Only a few miles from Homestead is the south entrance to Everglades National Park. A friend and I canoe the “Nine-mile Pond Trail” (see photo of the Trail) after hearing that some of the other trails are infested with mosquitoes (we encounter none, amazingly, on Nine-mile). The trail is very pleasant. The marshes are beautiful. Through much of it, you paddle through “spike rushes”-a form of tall marsh grass-which gives you the feeling of canoeing through a field of grass. We see no people along the way, nor are there signs of any buildings, power lines, or planes. The silence is impressive and relaxing. Strangely, even though we embark at 8:30 a.m., we see only a few wading birds and no other wildlife. I guess we need to be out there closer to dawn or dusk next time.

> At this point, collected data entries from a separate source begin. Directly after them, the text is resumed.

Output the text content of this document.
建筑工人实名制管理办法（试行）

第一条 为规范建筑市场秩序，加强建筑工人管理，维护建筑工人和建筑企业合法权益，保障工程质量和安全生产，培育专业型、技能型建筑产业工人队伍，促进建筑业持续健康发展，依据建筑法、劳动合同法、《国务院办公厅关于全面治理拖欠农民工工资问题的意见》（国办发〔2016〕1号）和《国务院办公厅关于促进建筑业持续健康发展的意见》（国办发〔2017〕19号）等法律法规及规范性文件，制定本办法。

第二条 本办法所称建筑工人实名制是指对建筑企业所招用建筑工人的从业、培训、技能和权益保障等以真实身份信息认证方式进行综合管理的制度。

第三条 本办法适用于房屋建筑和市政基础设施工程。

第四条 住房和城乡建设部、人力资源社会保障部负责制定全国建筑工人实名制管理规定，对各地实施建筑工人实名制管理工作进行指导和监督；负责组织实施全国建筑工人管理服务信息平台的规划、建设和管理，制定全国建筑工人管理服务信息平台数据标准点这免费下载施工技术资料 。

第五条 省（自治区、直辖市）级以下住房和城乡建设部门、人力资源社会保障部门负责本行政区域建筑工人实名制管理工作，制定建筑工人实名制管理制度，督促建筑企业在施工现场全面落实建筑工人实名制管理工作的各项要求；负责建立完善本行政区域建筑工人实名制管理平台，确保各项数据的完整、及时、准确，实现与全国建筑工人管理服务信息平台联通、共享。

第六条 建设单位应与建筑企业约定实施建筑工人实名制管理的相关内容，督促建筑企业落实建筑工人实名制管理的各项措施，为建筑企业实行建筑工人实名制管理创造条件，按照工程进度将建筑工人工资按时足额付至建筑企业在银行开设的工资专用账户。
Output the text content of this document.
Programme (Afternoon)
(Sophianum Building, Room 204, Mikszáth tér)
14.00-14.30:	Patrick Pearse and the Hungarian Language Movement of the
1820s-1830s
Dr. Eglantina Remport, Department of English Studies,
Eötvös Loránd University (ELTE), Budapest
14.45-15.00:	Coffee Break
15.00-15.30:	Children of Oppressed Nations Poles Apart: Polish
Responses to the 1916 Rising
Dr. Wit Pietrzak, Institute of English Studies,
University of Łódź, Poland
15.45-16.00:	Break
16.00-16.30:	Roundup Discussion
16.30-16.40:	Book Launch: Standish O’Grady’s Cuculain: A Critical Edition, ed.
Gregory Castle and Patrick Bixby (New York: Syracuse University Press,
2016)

And there WILL be a next time. On the map we are given, I notice something called the “Wilderness Trail.” It is 99 (!!!!!!) miles long, passing through the heart of the Everglades from north end to south end. It takes seven days by canoe, with primitive camp sites along the way. What an adventure!!
The park is 1,507,000 acres, including 1,297,000 acres of wilderness. It was established in 1947, and is both a Biosphere Reserve and a World Heritage site. It is the largest remaining subtropical wilderness in the coterminous U.S.
The Everglades is an incredible experience. It is often called a “river of grass” because, technically, it is a freshwater river 50 miles wide but only six inches deep.